Stasimopus insculptus

Scientific classification
- Kingdom: Animalia
- Phylum: Arthropoda
- Subphylum: Chelicerata
- Class: Arachnida
- Order: Araneae
- Infraorder: Mygalomorphae
- Family: Stasimopidae
- Genus: Stasimopus
- Species: S. insculptus
- Binomial name: Stasimopus insculptus Pocock, 1901

= Stasimopus insculptus =

- Authority: Pocock, 1901

Species of spider

Stasimopus insculptus is a species of spider in the family Stasimopidae. It is endemic to South Africa.

==Distribution==
Stasimopus insculptus is found in the Eastern Cape province of South Africa. It occurs at King William's Town (including Pirie Forest), Peddie, and King William's Town, at altitudes ranging from 349 to 1,257 m above sea level.

==Habitat and ecology==
The species is a ground dweller that lives in silk-lined burrows closed with a cork-lid trapdoor. It has been sampled from the thicket biome.

==Description==

Stasimopus insculptus is known from both sexes.
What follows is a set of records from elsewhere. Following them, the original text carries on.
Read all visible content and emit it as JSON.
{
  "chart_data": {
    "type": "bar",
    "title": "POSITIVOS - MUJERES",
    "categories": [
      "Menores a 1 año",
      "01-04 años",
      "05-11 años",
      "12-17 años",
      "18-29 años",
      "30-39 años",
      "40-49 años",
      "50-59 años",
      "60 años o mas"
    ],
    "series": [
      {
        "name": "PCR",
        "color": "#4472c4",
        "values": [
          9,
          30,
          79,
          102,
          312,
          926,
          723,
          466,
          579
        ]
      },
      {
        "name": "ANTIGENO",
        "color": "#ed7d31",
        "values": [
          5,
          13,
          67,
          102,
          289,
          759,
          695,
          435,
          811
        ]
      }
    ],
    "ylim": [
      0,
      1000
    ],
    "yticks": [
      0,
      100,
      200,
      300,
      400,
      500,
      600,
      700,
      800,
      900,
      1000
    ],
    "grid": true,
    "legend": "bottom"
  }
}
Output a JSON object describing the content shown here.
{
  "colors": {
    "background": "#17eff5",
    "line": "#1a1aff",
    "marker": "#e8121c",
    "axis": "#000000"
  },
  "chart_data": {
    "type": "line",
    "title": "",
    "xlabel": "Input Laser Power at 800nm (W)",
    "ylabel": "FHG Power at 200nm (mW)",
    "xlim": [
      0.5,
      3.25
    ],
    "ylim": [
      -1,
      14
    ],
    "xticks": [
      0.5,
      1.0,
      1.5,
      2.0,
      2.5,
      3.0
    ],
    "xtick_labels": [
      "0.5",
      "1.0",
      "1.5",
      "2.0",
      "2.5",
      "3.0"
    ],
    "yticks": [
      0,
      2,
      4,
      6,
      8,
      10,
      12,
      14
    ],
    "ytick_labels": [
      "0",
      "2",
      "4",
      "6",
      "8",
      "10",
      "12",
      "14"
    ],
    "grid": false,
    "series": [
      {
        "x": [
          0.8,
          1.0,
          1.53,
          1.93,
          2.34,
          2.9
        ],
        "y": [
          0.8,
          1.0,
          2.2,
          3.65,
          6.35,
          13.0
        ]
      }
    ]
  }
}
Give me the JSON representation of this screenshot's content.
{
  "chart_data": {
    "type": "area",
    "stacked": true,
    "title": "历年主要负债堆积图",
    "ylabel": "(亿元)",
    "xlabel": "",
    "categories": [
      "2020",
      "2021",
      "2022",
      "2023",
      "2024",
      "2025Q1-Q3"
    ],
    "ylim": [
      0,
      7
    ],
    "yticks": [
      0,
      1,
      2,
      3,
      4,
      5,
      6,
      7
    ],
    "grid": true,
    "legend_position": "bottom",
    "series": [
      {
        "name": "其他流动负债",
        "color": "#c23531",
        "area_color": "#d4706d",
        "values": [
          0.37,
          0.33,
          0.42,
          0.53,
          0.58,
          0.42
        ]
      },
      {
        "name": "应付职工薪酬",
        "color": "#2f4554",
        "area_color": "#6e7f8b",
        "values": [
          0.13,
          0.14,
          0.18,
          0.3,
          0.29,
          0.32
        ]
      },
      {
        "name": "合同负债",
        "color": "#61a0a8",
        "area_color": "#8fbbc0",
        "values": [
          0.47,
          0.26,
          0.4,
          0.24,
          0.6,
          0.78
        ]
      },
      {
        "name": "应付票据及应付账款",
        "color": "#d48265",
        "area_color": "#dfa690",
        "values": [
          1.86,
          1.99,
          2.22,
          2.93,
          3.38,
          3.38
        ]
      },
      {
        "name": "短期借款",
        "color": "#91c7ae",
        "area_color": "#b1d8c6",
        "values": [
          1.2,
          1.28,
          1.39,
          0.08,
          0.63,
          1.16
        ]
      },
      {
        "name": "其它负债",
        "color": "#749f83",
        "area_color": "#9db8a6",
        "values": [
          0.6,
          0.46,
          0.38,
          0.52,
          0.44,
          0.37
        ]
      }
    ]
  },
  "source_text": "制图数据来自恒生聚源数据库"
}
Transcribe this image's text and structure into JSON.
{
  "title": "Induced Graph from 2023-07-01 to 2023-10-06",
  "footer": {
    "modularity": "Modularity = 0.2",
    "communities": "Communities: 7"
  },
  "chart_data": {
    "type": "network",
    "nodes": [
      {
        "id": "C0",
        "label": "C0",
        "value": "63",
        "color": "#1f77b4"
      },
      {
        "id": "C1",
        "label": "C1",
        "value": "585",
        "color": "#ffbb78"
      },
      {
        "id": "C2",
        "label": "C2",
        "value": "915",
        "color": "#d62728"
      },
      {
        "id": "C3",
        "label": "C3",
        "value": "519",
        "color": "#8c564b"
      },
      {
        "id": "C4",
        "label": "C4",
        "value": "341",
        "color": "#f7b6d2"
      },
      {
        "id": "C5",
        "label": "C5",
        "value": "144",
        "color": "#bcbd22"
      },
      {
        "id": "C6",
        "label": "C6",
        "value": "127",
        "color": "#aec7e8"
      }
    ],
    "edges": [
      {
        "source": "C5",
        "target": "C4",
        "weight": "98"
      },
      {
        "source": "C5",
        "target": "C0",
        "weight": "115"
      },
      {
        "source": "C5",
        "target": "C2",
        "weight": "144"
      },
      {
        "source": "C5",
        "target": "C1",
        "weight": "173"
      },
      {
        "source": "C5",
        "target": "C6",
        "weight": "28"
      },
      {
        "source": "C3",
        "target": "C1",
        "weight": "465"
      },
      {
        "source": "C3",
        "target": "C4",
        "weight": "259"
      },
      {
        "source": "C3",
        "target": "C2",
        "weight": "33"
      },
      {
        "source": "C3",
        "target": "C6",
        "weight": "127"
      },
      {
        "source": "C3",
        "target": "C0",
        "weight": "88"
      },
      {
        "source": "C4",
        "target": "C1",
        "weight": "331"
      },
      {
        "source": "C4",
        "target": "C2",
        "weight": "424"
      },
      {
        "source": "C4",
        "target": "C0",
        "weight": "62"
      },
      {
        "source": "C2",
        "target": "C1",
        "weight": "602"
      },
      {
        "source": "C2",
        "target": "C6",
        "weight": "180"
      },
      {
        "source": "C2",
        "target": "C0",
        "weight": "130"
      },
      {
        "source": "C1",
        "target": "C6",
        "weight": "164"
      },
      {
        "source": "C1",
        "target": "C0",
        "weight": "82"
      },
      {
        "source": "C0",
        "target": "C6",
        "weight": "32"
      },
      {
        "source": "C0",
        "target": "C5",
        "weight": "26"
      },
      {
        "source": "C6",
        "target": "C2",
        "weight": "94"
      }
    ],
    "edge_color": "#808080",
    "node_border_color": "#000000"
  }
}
The male has carapace and mouthparts that are black, with legs deep brown with reddish-yellow tarsi and metatarsi. The opisthosoma is yellowish brown. Total length is 16 mm.

==Conservation==
Stasimopus insculptus is listed as Data Deficient by the South African National Biodiversity Institute. The species is presently known from three localities in a restricted range and was sampled prior to 1901. Identification of the species remains problematic and the status of the species remains obscure. More sampling is needed to determine the species' range.

==Taxonomy==
The species was originally described by Pocock in 1901 from King William's Town. The genus has not yet been revised.